2/10
Patronising, Smug, Naive, Bland.
8 September 2008
Warning: Spoilers
I've been a fan of horror movies and thrillers since I was a child. I'd like to think I know a little about the way they work, having studied film at university (not that that makes me an expert, mind you). In the post-modern world we live in now, there is a glut of cinema verite in our televisual entertainment, what with the plethora of reality TV shows and so on. Horror movies seem to have moved in a similar direction in some ways: witness The Blair Witch Project, Rec, Cloverfield etc. There is also an emphasis on taking the horror to its "logical" extreme by exposing the viewer to total violence and sadistic torture - note for instance the current trend of torture porn with films like Hostel and Saw. All these movies aim to place us in the action and make it seem more "real".

Taking this theme of placing-the-viewer-in-reality, the writer of The Last Horror Movie would like to think he is being desperately clever, but the script in this film is so patronising and transparent it can't even pass as "art".

The lead actor is just plain awful - his performance is incredibly affected and bland, with almost no nuance.

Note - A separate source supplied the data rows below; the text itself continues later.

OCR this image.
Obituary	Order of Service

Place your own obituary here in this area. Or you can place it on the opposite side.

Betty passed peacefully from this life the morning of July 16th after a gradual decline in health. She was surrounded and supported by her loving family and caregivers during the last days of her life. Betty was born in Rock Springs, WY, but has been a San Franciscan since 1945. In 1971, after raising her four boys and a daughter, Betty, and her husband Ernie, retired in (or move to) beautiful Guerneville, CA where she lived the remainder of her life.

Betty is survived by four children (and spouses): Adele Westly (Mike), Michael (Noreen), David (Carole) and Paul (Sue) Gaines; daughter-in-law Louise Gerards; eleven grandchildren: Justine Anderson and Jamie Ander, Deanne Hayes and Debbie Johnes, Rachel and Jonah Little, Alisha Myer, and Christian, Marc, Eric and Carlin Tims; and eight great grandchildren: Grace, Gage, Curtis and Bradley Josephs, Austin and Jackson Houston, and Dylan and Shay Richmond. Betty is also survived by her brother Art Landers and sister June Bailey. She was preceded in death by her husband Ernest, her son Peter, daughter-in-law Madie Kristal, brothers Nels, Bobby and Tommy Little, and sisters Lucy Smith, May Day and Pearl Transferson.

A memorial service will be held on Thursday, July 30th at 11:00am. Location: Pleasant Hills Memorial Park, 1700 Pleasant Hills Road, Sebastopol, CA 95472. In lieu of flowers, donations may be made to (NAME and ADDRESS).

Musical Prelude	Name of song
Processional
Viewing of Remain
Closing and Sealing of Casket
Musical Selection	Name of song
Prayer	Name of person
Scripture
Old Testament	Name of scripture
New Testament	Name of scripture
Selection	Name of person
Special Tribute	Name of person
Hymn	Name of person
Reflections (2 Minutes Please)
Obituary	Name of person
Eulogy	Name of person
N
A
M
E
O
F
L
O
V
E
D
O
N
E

Others give good performances however, especially the Assistant.

The serial killer constantly looks at the camera intensely and asks us "insightful" questions like "why are you still watching?" and "don't you want to see what happened?" and so on. Utterly tedious. We KNOW why we watch horror - we don't need to be lectured about it. Horror performs a sort of ritual of exorcism for our daily lives - it enables us to live vicariously through the fictional suffering of others, knowing we would never do it ourselves (and hoping that it will never happen to us). This sort of thematic material was explored with so much more finesse and artfulness in Henry: Portrait Of A Serial Killer (which is truly shocking in its coldness), Pasolini's incredible Salo (the end sequence where we are looking through binoculars at soundless torture scenes), Belgium's excellent "Man Bites Dog" (which was ahead of its time) and even less graphic movies like Hitchcock's Rear Window and the excellent "Peeping Tom" from the early 60s. Voyeurism being explored in film is nothing new. The premise of The Last Horror Movie therefore appears incredibly naive to me, with nothing new to say. The murders are rather silly, and the whole "I followed you from the video store" line just tacky. It's one thing to take the tack of "the viewer is complicit in this murder" theme, it's quite another to shove it down their throats.